Raskòlnikov, ha ucciso l’usuraia per liberarsi dalla morale comune, in nome di una morale del superuomo; ma il compito più arduo, che dopo questo episodio lo attende, è la liberazione dal senso di colpa.

Secondo lui, i grandi personaggi come Napoleone non hanno mai avuto nelle loro procedere, di fronte ad uccisioni di uomini (che si rendevano necessarie per realizzare i loro progetti) sensi di colpa. Anche il nostro protagonista vorrebbe giustificare il suo atto in nome di un principio, per poter dire: non ho ucciso una persona, ma un principio.

È qui che Raskòlnikov, incontrerà il suo fallimento, egli infatti non riuscirà a liberarsi dal senso di colpa, nonostante tutti i suoi sforzi psicologici per arrivare alla totale convinzione che il suo atto era necessario per imporsi e realizzare il suo sogno di una vaga giustizia, entro il quale voleva giustificare tutte le sue azioni. Come scrive Pareyson:

Raskòlnikov s’accorge che ha saputo soltanto uccidere, ma non trasgredire cioè non è riuscito a scavalcare: ha ucciso la vecchia usuraia, ma non ha superato la legge; ha perpetrato un omicidio, ma non si è collocato al di là della norma morale.

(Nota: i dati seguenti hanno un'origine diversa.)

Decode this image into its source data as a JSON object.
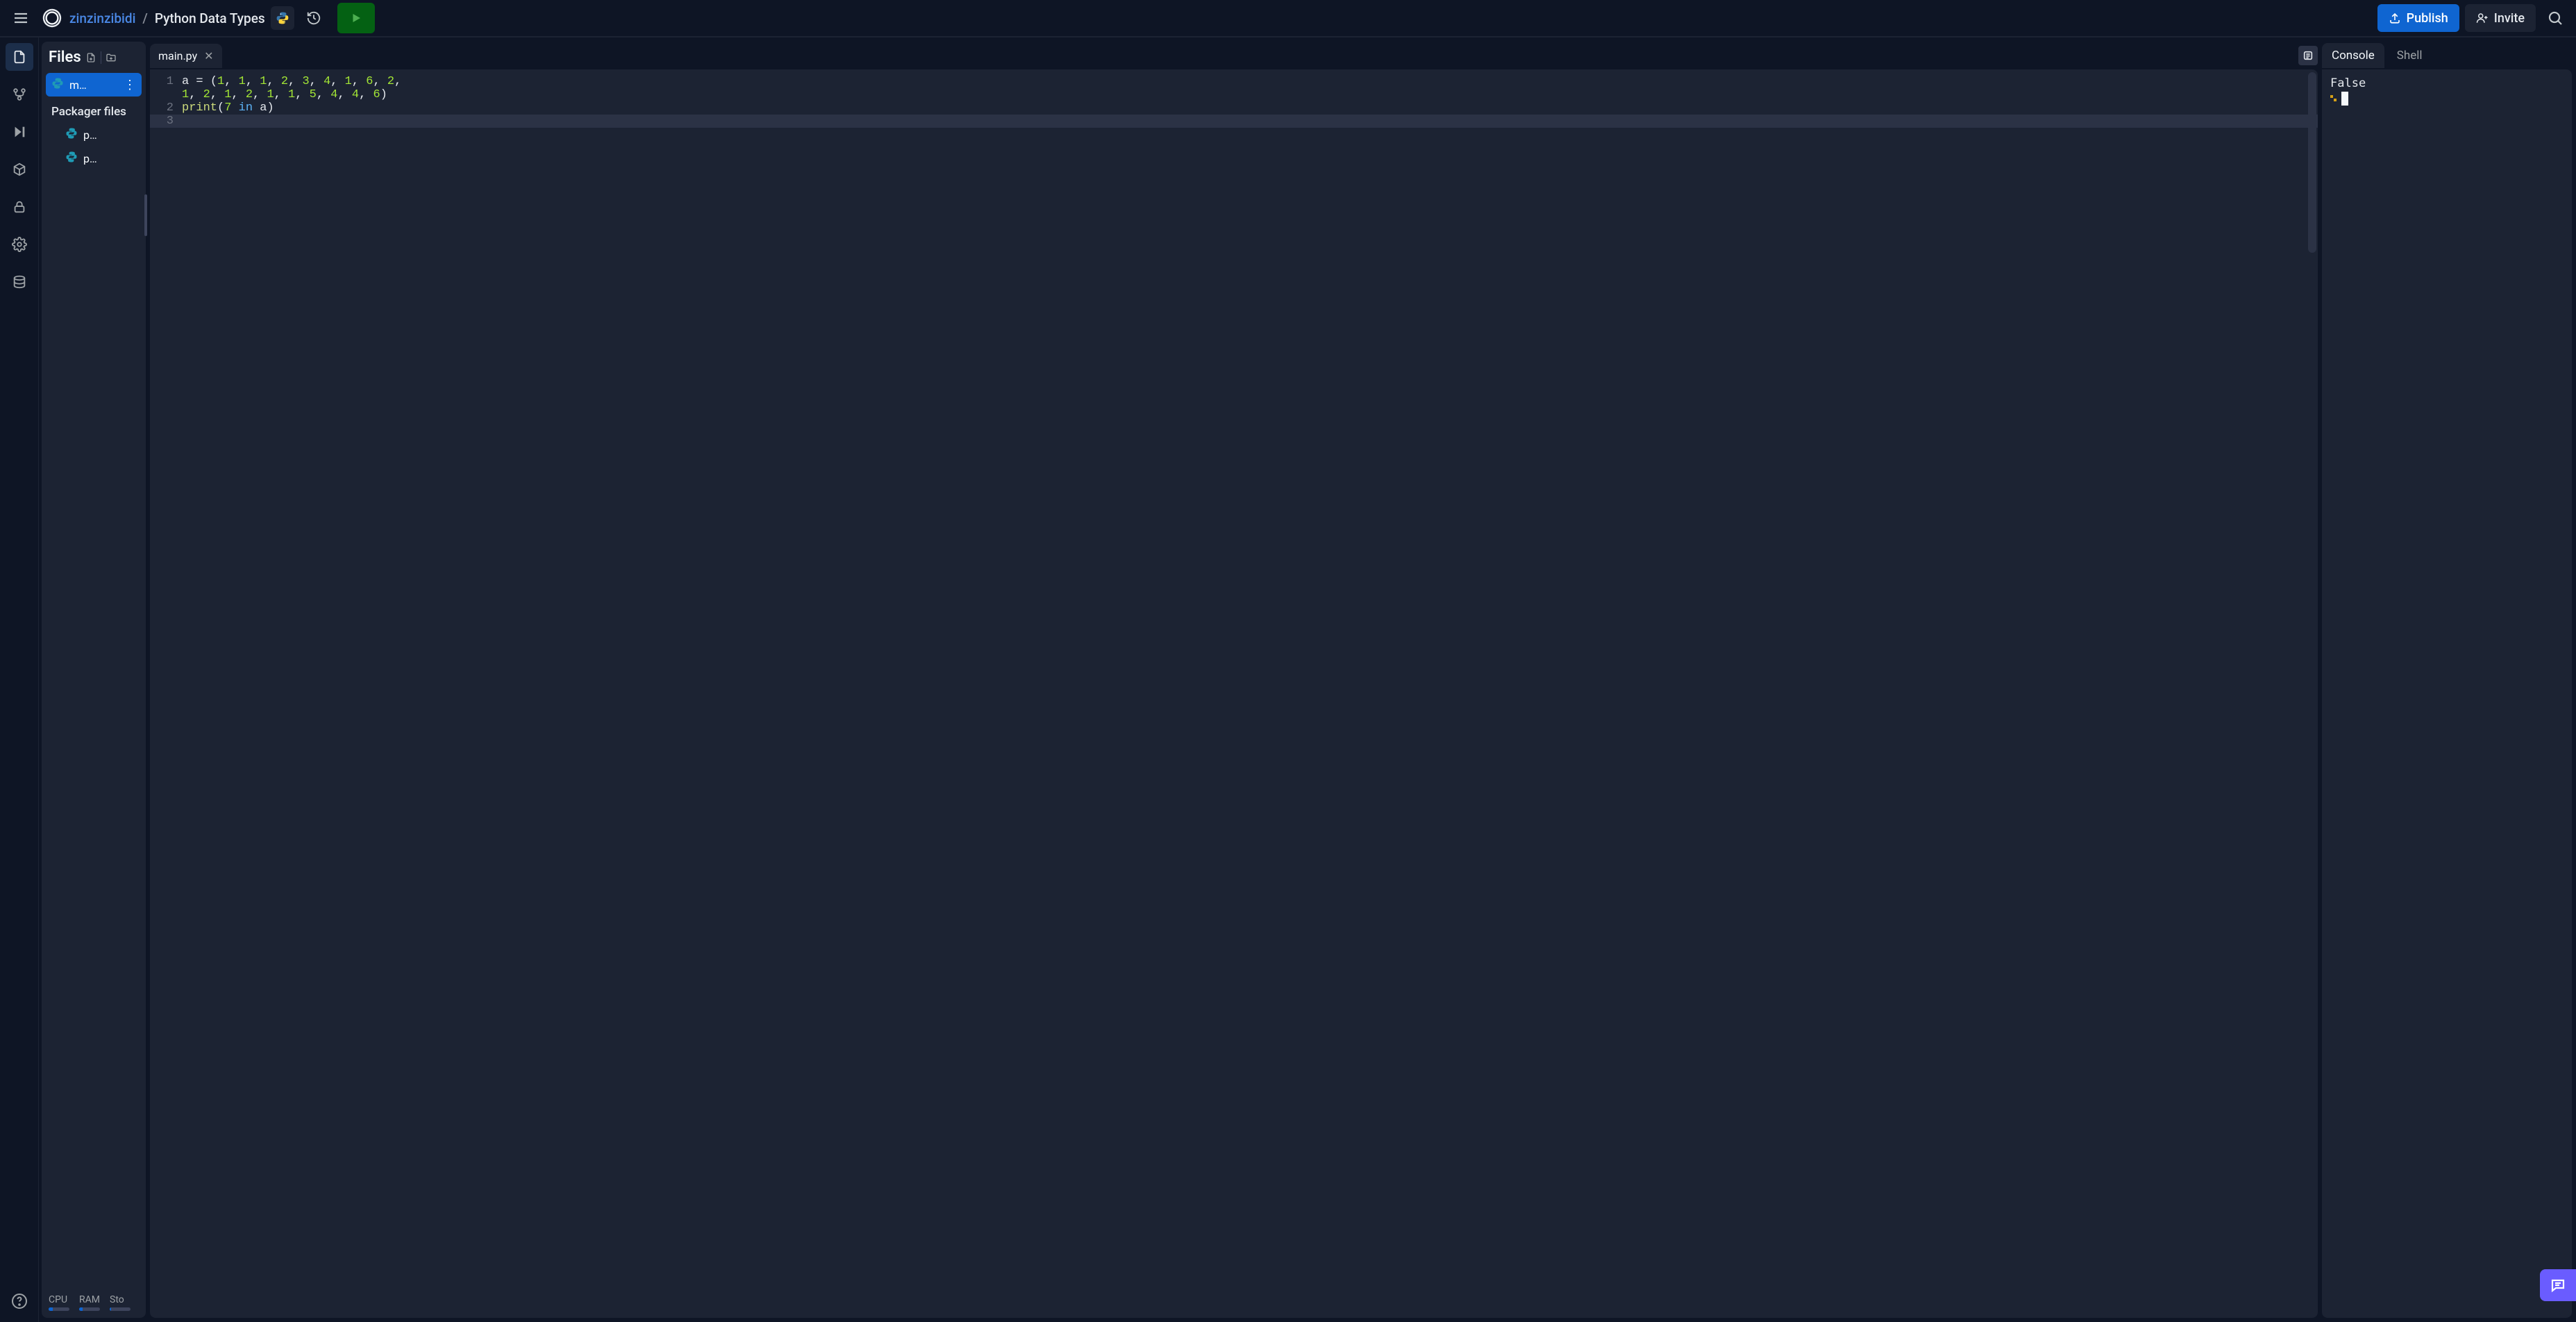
{
  "header": {
    "user": "zinzinzibidi",
    "separator": "/",
    "repl_name": "Python Data Types",
    "language_icon": "python",
    "publish_label": "Publish",
    "invite_label": "Invite"
  },
  "siderail": {
    "items": [
      {
        "name": "files-icon",
        "active": true
      },
      {
        "name": "version-control-icon",
        "active": false
      },
      {
        "name": "debugger-icon",
        "active": false
      },
      {
        "name": "packages-icon",
        "active": false
      },
      {
        "name": "secrets-icon",
        "active": false
      },
      {
        "name": "settings-icon",
        "active": false
      },
      {
        "name": "database-icon",
        "active": false
      }
    ],
    "help": {
      "name": "help-icon"
    }
  },
  "files_panel": {
    "title": "Files",
    "items": [
      {
        "label": "m…",
        "icon": "python",
        "active": true
      }
    ],
    "section_label": "Packager files",
    "packager_files": [
      {
        "label": "p…",
        "icon": "python"
      },
      {
        "label": "p…",
        "icon": "python"
      }
    ],
    "stats": {
      "cpu": {
        "label": "CPU",
        "pct": 20
      },
      "ram": {
        "label": "RAM",
        "pct": 18
      },
      "storage": {
        "label": "Sto",
        "pct": 8
      }
    }
  },
  "editor": {
    "tab": {
      "filename": "main.py"
    },
    "lines": [
      {
        "num": "1",
        "segments": [
          {
            "t": "a ",
            "c": "v"
          },
          {
            "t": "= ",
            "c": "op"
          },
          {
            "t": "(",
            "c": "p"
          },
          {
            "t": "1",
            "c": "n"
          },
          {
            "t": ", ",
            "c": "p"
          },
          {
            "t": "1",
            "c": "n"
          },
          {
            "t": ", ",
            "c": "p"
          },
          {
            "t": "1",
            "c": "n"
          },
          {
            "t": ", ",
            "c": "p"
          },
          {
            "t": "2",
            "c": "n"
          },
          {
            "t": ", ",
            "c": "p"
          },
          {
            "t": "3",
            "c": "n"
          },
          {
            "t": ", ",
            "c": "p"
          },
          {
            "t": "4",
            "c": "n"
          },
          {
            "t": ", ",
            "c": "p"
          },
          {
            "t": "1",
            "c": "n"
          },
          {
            "t": ", ",
            "c": "p"
          },
          {
            "t": "6",
            "c": "n"
          },
          {
            "t": ", ",
            "c": "p"
          },
          {
            "t": "2",
            "c": "n"
          },
          {
            "t": ", ",
            "c": "p"
          }
        ]
      },
      {
        "num": "",
        "segments": [
          {
            "t": "1",
            "c": "n"
          },
          {
            "t": ", ",
            "c": "p"
          },
          {
            "t": "2",
            "c": "n"
          },
          {
            "t": ", ",
            "c": "p"
          },
          {
            "t": "1",
            "c": "n"
          },
          {
            "t": ", ",
            "c": "p"
          },
          {
            "t": "2",
            "c": "n"
          },
          {
            "t": ", ",
            "c": "p"
          },
          {
            "t": "1",
            "c": "n"
          },
          {
            "t": ", ",
            "c": "p"
          },
          {
            "t": "1",
            "c": "n"
          },
          {
            "t": ", ",
            "c": "p"
          },
          {
            "t": "5",
            "c": "n"
          },
          {
            "t": ", ",
            "c": "p"
          },
          {
            "t": "4",
            "c": "n"
          },
          {
            "t": ", ",
            "c": "p"
          },
          {
            "t": "4",
            "c": "n"
          },
          {
            "t": ", ",
            "c": "p"
          },
          {
            "t": "6",
            "c": "n"
          },
          {
            "t": ")",
            "c": "p"
          }
        ]
      },
      {
        "num": "2",
        "segments": [
          {
            "t": "print",
            "c": "fn"
          },
          {
            "t": "(",
            "c": "p"
          },
          {
            "t": "7 ",
            "c": "n"
          },
          {
            "t": "in",
            "c": "kw"
          },
          {
            "t": " a",
            "c": "v"
          },
          {
            "t": ")",
            "c": "p"
          }
        ]
      },
      {
        "num": "3",
        "segments": [],
        "current": true
      }
    ]
  },
  "console": {
    "tabs": [
      {
        "label": "Console",
        "active": true
      },
      {
        "label": "Shell",
        "active": false
      }
    ],
    "output": "False",
    "prompt_glyph": "›"
  }
}
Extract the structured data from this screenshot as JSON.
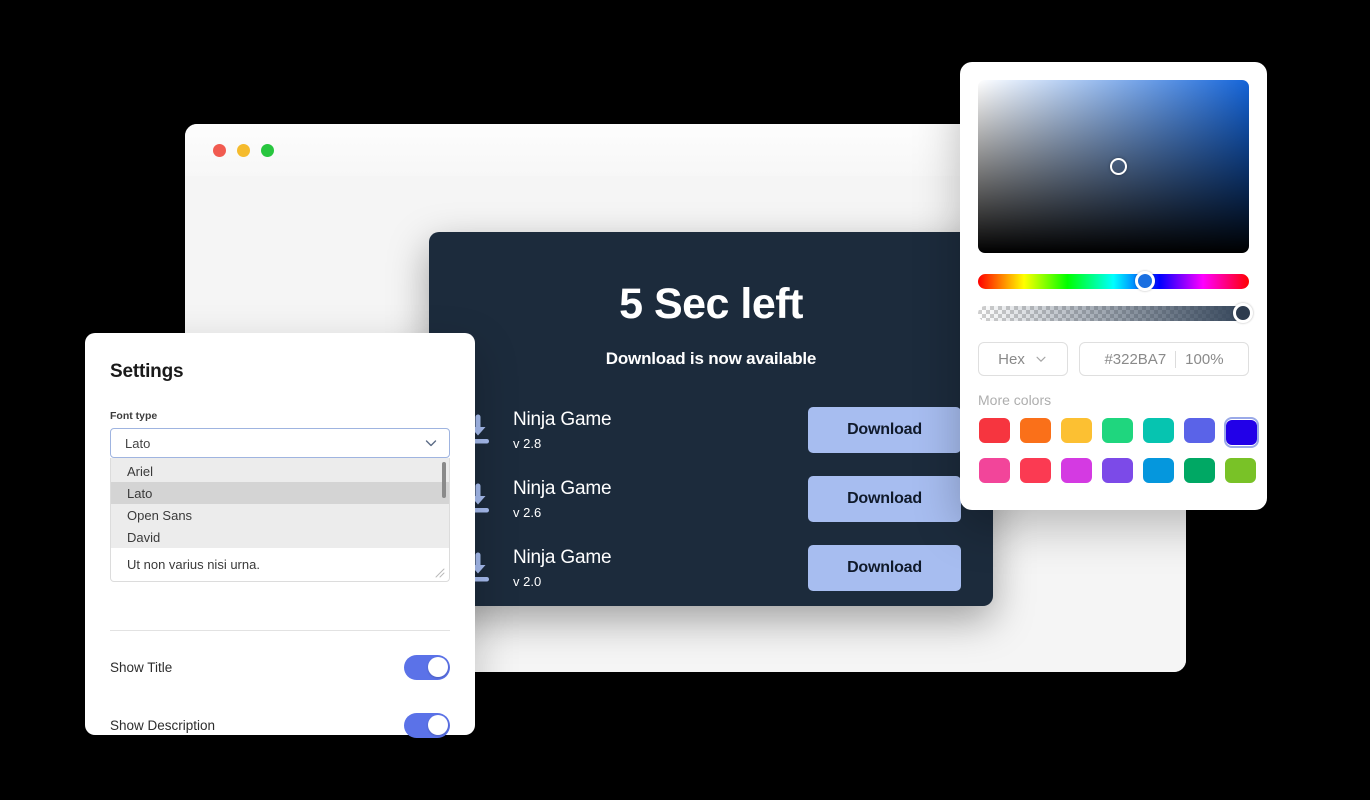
{
  "browser": {
    "traffic_lights": [
      {
        "name": "close",
        "color": "#f15b50"
      },
      {
        "name": "minimize",
        "color": "#f5bb2d"
      },
      {
        "name": "maximize",
        "color": "#28c63f"
      }
    ]
  },
  "download_panel": {
    "title": "5 Sec left",
    "subtitle": "Download is now available",
    "background": "#1c2b3c",
    "button_color": "#a7bdf0",
    "items": [
      {
        "name": "Ninja Game",
        "version": "v 2.8",
        "button_label": "Download"
      },
      {
        "name": "Ninja Game",
        "version": "v 2.6",
        "button_label": "Download"
      },
      {
        "name": "Ninja Game",
        "version": "v 2.0",
        "button_label": "Download"
      }
    ]
  },
  "settings": {
    "title": "Settings",
    "font_type": {
      "label": "Font type",
      "value": "Lato",
      "options": [
        "Ariel",
        "Lato",
        "Open Sans",
        "David"
      ],
      "selected_option": "Lato"
    },
    "description_value": "Ut non varius nisi urna.",
    "toggles": [
      {
        "label": "Show Title",
        "on": true
      },
      {
        "label": "Show Description",
        "on": true
      }
    ],
    "accent_color": "#5b72e8"
  },
  "color_picker": {
    "mode_label": "Hex",
    "hex_value": "#322BA7",
    "alpha_value": "100%",
    "more_colors_label": "More colors",
    "selected_swatch_index": 6,
    "swatches_row1": [
      "#f6353f",
      "#fa7019",
      "#fcc032",
      "#1fd67e",
      "#06c4b0",
      "#5a63e8",
      "#2200e8"
    ],
    "swatches_row2": [
      "#f2459a",
      "#fb3a52",
      "#d43ae2",
      "#7c4ae8",
      "#0597dd",
      "#00a864",
      "#79c227"
    ]
  }
}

Dunque, Raskòlnikov ha fallito nella ricerca di una libertà assoluta, illimitata, arbitraria. Si accorge di non essere Napoleone, ma di essere un «Pidocchio», un pidocchio come tutti gli altri, anzi un «Pidocchio estetico», che è ancora peggio, perché è indice di un animo immondo e schifoso.

A tale proposito c’è una citazione molto chiarificante dello stesso Dostoevskij, che spiega cosa sia un’azione morale, identificando la morale non come la pura libertà di scelta fuori da ogni regola, ma la libertà di scelta tenendo in considerazione un’autorità superiore:

A Kavelin. Voi dite che la moralità è solo agire secondo la propria convinzione. Ma da dove mai lo avete dedotto? Io non vi credo affatto e vi dico anzi al contrario che è immorale agire secondo le proprie convinzioni. E voi ovviamente non mi potete più controbattere assolutamente nulla.Versare il sangue non lo ritenete morale, ma versare il sangue in base alla propria convinzione questi sì che lo ritenete morale. Ma, consentitemi allora, perché sarebbe immorale versare il sangue?
Se non abbiamo un’autorità nella fede e in Cristo, allora ci smarriremmo sempre.
Ci sono delle idee morali. Ed esse nascono dal senso religioso, ma non potranno mai essere giustificate con la sola logica.
Vivere diventerebbe impossibile.

Dostoevskij all’interno di una simile affermazione critica la morale vista come sottomissione alla necessità di uccidere in una necessità guidata dai propri istinti e dalle proprie pulsioni, la libertà di Raskòlnikov è immorale perché si muove su un binario sbagliato. Questa libertà assomiglia ad una ribellione degli schiavi, mentre scompare anche la morale stessa, prima ridotta alla pura forma e poi più esplicitamente negata attraverso la negazione di ciò che la costituisce come esperienza morale: il suo essere rapporto tra persona, una «vita vivente» e non delle «formule e categorie» che rendono possibile ogni forma di violenza omicida come quella compiuta da Raskòlnikov.